Remediation: We implemented **NAT Connection Limits** per internal IP, ensuring that no single host could consume more than 2,000 slots in the translation table.
12. Mapping & Filtering: The Behavior Spectrum
To an application, the most important aspect of a NAT is its Mapping Behavior. This defines how the router chooses an external port when multiple internal connections are made.
Endpoint-Independent
The NAT uses the same external port for all requests from the same internal IP/Port, regardless of where they are going. This is the "Gold Standard" for P2P gaming.
Address-Dependent
The NAT only uses the same external port if the destination IP is the same. If you talk to a different IP, you get a new port.
Address/Port-Dependent
The most restrictive. Any change in destination IP or Port triggers a new external mapping. This is Symmetric NAT.
13. UPnP & NAT-PMP: The Auto-Hole Punch
Manually configuring port forwarding is a chore. Protocols like UPnP (Universal Plug and Play) and NAT-PMP (NAT Port Mapping Protocol) allow applications (like Skype or Call of Duty) to talk to the router and say: "Please open Port 3074 for me."
The Security Trade-off
While UPnP is convenient, it is a massive security risk. Any malware on your network can use UPnP to open a hole in your firewall without your knowledge. Professional security engineers usually disable UPnP on corporate firewalls, favoring PCP (Port Control Protocol) which is the modern, more secure successor.

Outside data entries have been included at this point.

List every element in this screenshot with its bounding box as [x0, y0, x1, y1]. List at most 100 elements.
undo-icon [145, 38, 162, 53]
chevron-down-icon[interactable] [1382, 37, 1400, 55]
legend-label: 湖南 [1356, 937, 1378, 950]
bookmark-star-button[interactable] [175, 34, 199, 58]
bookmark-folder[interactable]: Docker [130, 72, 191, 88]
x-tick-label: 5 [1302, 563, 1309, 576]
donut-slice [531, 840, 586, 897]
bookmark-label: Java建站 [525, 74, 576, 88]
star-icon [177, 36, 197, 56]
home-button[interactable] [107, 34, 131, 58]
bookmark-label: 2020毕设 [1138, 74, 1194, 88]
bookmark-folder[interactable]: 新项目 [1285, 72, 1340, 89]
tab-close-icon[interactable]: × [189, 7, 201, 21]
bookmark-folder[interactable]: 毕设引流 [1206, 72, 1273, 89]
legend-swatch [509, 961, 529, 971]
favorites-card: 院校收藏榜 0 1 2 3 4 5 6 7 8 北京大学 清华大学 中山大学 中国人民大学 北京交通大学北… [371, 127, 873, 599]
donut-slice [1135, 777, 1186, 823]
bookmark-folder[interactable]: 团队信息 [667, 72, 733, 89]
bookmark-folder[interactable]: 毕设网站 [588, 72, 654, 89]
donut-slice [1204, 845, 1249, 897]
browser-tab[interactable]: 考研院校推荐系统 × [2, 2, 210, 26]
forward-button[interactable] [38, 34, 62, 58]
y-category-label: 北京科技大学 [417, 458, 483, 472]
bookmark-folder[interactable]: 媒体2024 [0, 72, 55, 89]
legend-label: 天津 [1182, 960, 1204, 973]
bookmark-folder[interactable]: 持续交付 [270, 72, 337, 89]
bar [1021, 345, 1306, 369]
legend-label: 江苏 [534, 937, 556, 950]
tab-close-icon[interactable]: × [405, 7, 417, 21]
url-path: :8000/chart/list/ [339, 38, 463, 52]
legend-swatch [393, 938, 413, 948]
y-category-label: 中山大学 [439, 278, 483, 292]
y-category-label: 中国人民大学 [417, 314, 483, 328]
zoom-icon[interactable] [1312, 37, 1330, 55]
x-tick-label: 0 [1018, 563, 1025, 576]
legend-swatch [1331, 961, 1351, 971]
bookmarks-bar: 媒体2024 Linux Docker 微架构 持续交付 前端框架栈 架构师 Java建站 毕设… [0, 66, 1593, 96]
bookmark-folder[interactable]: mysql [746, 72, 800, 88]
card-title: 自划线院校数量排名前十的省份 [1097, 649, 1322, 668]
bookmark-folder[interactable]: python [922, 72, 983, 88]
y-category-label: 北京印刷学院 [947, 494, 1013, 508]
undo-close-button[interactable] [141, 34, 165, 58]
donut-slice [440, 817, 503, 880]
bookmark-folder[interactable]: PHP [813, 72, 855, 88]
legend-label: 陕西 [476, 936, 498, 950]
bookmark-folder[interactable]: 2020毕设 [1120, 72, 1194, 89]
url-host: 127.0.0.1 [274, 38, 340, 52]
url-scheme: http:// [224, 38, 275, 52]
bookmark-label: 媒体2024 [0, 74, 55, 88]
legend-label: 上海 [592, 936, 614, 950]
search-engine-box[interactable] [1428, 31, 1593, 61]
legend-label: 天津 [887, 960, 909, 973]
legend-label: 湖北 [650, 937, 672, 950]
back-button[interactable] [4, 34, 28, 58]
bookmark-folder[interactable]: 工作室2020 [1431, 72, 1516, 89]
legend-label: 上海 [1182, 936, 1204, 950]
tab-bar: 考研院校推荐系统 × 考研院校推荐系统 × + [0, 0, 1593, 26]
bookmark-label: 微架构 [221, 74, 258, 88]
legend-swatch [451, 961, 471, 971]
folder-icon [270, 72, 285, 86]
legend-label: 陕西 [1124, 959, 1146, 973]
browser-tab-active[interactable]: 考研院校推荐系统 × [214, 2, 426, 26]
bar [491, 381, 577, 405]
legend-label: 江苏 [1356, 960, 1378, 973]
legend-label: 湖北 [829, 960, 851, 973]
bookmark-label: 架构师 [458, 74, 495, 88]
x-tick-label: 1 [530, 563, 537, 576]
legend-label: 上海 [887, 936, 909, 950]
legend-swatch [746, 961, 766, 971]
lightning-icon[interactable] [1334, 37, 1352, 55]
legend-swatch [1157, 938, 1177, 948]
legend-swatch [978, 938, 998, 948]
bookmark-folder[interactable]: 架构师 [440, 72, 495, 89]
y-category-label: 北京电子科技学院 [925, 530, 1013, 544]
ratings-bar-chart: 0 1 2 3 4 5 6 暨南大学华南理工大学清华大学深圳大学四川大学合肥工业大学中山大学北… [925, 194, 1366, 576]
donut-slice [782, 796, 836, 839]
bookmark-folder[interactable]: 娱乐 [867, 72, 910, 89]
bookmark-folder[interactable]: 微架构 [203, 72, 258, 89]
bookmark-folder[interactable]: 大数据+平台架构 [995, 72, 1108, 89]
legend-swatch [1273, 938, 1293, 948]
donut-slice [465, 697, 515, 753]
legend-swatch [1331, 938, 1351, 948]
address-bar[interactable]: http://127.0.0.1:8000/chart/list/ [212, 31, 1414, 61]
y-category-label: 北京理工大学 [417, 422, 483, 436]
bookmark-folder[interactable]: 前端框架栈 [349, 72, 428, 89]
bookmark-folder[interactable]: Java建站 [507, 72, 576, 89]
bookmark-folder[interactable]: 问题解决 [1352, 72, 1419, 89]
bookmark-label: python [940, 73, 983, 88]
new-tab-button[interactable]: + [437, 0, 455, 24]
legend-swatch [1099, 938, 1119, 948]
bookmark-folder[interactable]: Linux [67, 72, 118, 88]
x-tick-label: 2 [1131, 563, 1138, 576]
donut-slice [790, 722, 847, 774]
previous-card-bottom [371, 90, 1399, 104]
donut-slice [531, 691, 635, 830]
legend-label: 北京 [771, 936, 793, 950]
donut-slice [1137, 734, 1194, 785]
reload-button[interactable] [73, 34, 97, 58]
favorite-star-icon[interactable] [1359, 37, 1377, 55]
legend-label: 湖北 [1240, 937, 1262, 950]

14. PCP: The Professional Choice
As CGNAT became more common, the old UPnP protocol failed because it couldn't talk through the ISP's "Double NAT." Enter **PCP (Port Control Protocol)** (RFC 6887).
PCP allows a host to negotiate port mappings not just with its own home router, but with the upstream CGNAT gateway as well. It provides a standardized way for an application to request a "Public Face" for its connection. Unlike UPnP, PCP includes advanced security features like **Third-Party Mappings** and **Strict Lifetime Management**, making it the only viable solution for P2P traffic in a CGNAT-heavy world.
Port-Preservation Logic
High-end CGNAT gateways attempt to perform **Port Preservation**. If an internal host uses Source Port 5000, the NAT tries its best to use Public Source Port 5000. This is critical for protocols that expect symmetric port numbers. If the port is already taken by another user, the NAT falls back to "Port Multiplexing."
15. Architectural Impact Summary
In the final analysis, NAT is a masterpiece of "Good Enough" engineering. It solved the IP exhaustion crisis without requiring a single line of code to change on the world's web servers. It provided a scalable way to handle the explosion of mobile devices, IoT sensors, and household gadgets.
However, the cost of NAT is complexity. Every layer of translation is a layer of potential failure, increased latency, and broken transparency. For the network architect, the goal is always to minimize the number of "NAT-Hops" while maximizing the efficiency of the translation table.